To use the custom connector, I customized the Slack connector in credentials.yml as follows (the custom connector is in the file channels/custom_slack_connector.py and the class that inherits from the InputChannel is called CustomSlackConnector):

channels.custom_slack_connector.CustomSlackConnector:
  slack_token: ${SLACK_TOKEN}
  slack_channel: ${SLACK_CHANNEL}
  slack_signing_secret: ${SLACK_SIGNING_SECRET}

Since Slack can theoretically cancel the request at any point in the code, I also wrapped all other awaitables in the non_cancellable_shield helper method.

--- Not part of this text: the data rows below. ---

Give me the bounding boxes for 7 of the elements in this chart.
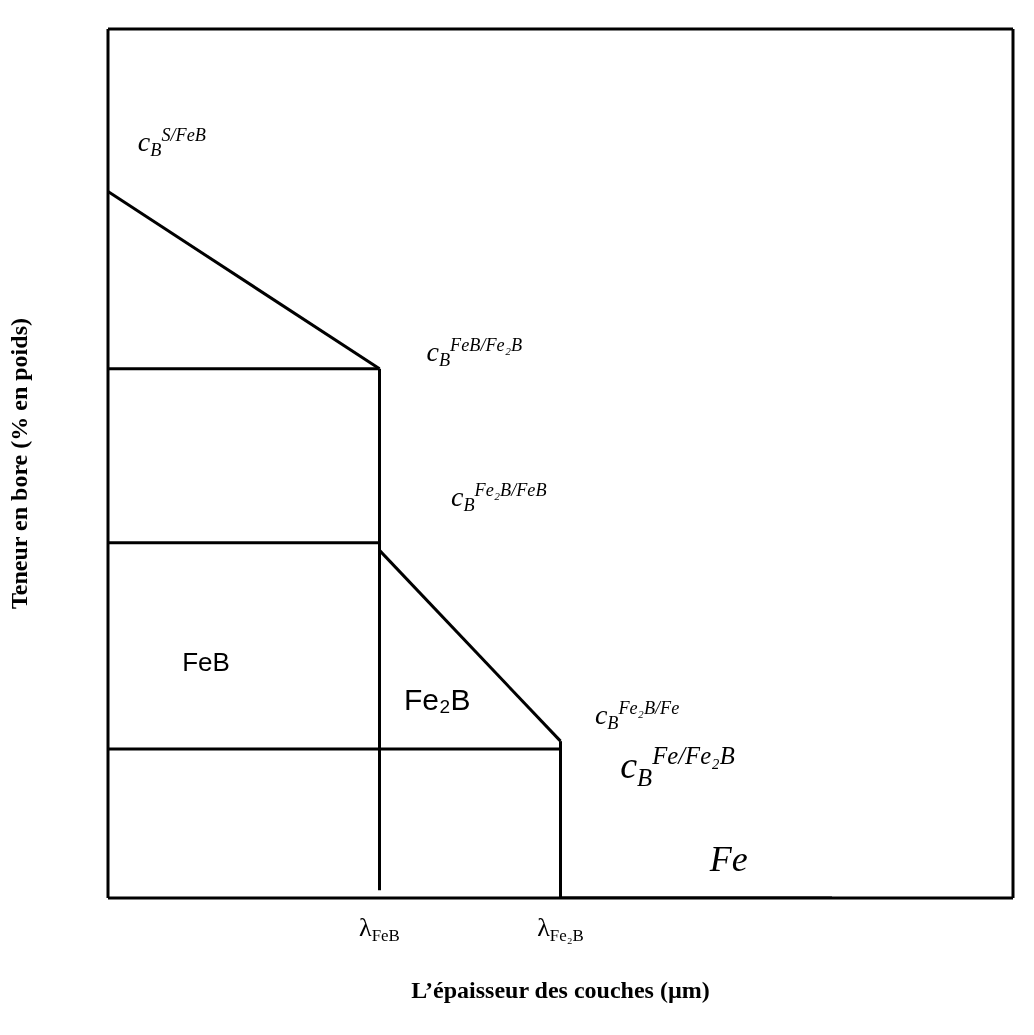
annotation: Fe	[708, 839, 748, 880]
y-axis-title: Teneur en bore (% en poids)	[5, 318, 32, 609]
x-tick-label: λ$_{Fe₂B}$	[537, 913, 584, 946]
x-axis-title: L’épaisseur des couches (µm)	[411, 977, 710, 1003]
x-tick-label: λ$_{FeB}$	[359, 913, 400, 946]
annotation: Fe₂B	[403, 683, 471, 717]
annotation: FeB	[182, 647, 230, 678]
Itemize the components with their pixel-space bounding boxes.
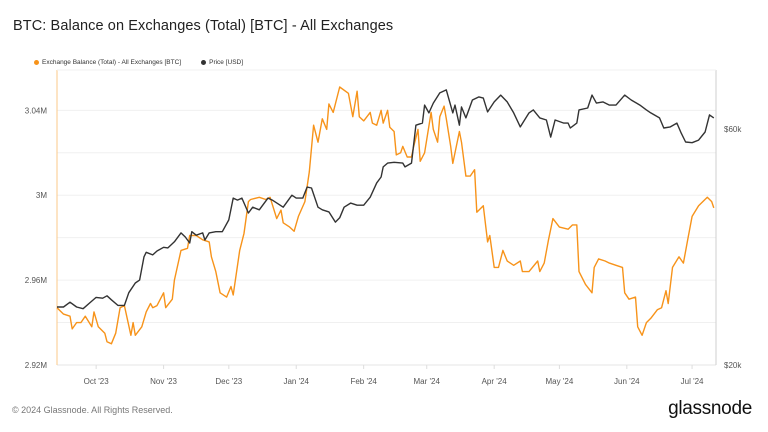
legend-label: Exchange Balance (Total) - All Exchanges… [42,59,182,66]
x-tick-label: Mar '24 [414,377,441,386]
x-tick-label: Jul '24 [681,377,704,386]
y-left-tick-label: 3M [36,191,47,200]
legend-label: Price [USD] [209,59,244,66]
exchange-balance-line [56,86,715,345]
x-tick-label: Jan '24 [283,377,309,386]
y-left-tick-label: 3.04M [25,106,48,115]
x-tick-label: Feb '24 [350,377,377,386]
copyright-text: © 2024 Glassnode. All Rights Reserved. [12,405,173,415]
y-right-tick-label: $60k [724,125,742,134]
x-tick-label: Oct '23 [84,377,110,386]
legend-marker-icon [201,60,207,65]
y-right-tick-label: $20k [724,361,742,370]
legend-marker-icon [34,60,39,65]
legend-item-price[interactable]: Price [USD] [201,59,243,66]
x-tick-label: Dec '23 [215,377,242,386]
x-tick-label: Nov '23 [150,377,177,386]
x-tick-label: May '24 [546,377,574,386]
legend-item-exchange-balance[interactable]: Exchange Balance (Total) - All Exchanges… [34,59,181,66]
y-left-tick-label: 2.96M [25,276,48,285]
chart-title: BTC: Balance on Exchanges (Total) [BTC] … [13,18,394,34]
legend: Exchange Balance (Total) - All Exchanges… [34,59,243,66]
x-tick-label: Apr '24 [482,377,508,386]
x-tick-label: Jun '24 [614,377,640,386]
glassnode-logo: glassnode [668,398,752,419]
y-left-tick-label: 2.92M [25,361,48,370]
price-line [57,89,715,310]
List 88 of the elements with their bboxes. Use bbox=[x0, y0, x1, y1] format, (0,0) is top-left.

Note: I use Rasa 2.7.0 and Python 3.7.6

Hi @jholsten can you send your custom slack connector file? That would be a huge help for me. Thanks!

Hi @webdev-rohit! Sure, you can find the custom connector attached:

custom_slack_connector.py (22.5 KB)

Unfortunalety I can’t send you the file I’m actually using right now, so I just adapted the original source code again and added the non_cancellable_shield-calls. I can’t currently test if everything works with it, so feel free to let me know if something fails and I’ll take another look.

Hi @jholsten , I was able to wrap up my awaitables with non_cancellable_shield calls and connect my custom-slack channel successfully and get rid of http_timeout issue. Thanks a ton!

1 Like

Hi @jholsten, I have the same issue with the ‘rest’ channel.
I tried to wrap the methods with non_cancellable_shield but it still goes to the exception block if non_cancellable_shield giving ‘Shield cancelled’ message. Do you have a sample custom rest channel?

Hi @vahid_ce, that shouldn’t be a problem; normally the shielded future is still awaited and the log message can be ignored. Are you sure that the original task was not executed?

Regarding the rest channel: I did not try this yet but could look into it if you like :slight_smile: